The problem asks to "Draw the graph of $y = 2h(x - 4)$", based on a given graph of $y = h(x)$. Since I can't see the actual graph of $h(x)$, I can guide you through the transformation process.

To graph $y = 2h(x - 4)$, follow these steps:

1. Horizontal Shift (due to $x - 4$):

• The expression $x - 4$ indicates a horizontal shift. Specifically, the graph of $h(x)$ is shifted 4 units to the right. So, every point $(x, y)$ on the graph of $h(x)$ will move to $(x+4, y)$.

2. Vertical Stretch (due to the coefficient 2):

• The factor of 2 outside the function indicates a vertical stretch. This means that the graph will be stretched by a factor of 2. In other words, if a point on the original graph of $h(x)$ is at $(x, y)$, it will now be at $(x, 2y)$.

3. Apply both transformations:

• First shift the graph horizontally by 4 units to the right.
• Then, stretch it vertically by multiplying all the $y$-coordinates by 2.

If you have the graph of $h(x)$ available, you can apply these transformations directly.

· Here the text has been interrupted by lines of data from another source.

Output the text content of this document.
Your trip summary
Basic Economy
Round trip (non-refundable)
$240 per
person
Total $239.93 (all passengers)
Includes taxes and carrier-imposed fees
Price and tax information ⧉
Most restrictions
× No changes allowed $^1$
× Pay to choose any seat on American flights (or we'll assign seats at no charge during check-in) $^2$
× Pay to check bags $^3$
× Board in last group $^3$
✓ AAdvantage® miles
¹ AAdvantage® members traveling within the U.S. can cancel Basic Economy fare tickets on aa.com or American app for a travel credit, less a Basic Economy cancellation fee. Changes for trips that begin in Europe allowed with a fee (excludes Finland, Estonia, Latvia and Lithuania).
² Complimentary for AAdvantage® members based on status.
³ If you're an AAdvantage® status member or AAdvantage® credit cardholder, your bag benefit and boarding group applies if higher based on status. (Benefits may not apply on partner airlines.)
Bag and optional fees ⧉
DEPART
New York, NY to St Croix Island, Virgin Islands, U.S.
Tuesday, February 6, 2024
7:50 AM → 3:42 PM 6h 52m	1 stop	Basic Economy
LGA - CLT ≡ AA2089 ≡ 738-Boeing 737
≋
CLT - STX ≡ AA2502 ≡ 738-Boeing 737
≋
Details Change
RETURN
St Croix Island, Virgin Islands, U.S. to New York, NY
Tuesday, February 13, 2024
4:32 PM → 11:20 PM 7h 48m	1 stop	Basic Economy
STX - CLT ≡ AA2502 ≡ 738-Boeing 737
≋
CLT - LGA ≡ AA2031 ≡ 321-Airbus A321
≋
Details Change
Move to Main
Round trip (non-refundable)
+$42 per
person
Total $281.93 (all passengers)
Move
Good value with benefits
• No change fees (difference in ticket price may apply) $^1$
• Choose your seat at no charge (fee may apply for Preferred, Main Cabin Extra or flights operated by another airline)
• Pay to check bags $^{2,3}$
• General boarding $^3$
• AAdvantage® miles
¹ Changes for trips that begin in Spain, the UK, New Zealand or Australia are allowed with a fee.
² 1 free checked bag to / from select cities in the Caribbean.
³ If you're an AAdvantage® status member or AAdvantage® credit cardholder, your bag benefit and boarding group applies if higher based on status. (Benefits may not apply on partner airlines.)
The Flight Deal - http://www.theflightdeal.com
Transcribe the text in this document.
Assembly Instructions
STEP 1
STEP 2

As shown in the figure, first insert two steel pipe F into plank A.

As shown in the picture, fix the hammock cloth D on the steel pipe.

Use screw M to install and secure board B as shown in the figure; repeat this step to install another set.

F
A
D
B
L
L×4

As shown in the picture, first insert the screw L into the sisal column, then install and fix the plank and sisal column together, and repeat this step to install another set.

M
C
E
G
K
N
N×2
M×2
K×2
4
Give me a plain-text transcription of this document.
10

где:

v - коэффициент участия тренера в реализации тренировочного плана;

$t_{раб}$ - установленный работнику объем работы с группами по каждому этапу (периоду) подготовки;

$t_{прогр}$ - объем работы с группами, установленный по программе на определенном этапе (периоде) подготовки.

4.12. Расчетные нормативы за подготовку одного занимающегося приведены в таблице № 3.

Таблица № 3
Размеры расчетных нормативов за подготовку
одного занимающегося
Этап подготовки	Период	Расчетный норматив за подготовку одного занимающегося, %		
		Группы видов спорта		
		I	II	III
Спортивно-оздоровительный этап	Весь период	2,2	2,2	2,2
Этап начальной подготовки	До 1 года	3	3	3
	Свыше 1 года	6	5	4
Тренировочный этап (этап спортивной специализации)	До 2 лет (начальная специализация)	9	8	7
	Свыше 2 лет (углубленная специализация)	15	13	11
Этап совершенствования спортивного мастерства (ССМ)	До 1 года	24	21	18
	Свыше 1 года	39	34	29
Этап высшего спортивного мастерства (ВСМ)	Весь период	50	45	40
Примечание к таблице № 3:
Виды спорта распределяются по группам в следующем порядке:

Do you have any questions or would you like more detailed steps?

Here are five questions to expand the concept:

1. How does the transformation $y = h(x - c)$ generally affect the graph?
2. What happens if the function had been $y = h(x + 4)$ instead?
3. How would a negative coefficient, like $y = -2h(x - 4)$, affect the graph?
4. How do you interpret transformations that include both vertical and horizontal shifts?
5. Can the transformations $y = 2h(x - 4)$ be applied in a different order (e.g., vertical stretch first)?

Tip: When applying transformations, always handle horizontal shifts inside the function (involving $x$) and vertical changes (like stretching or reflecting) outside the function.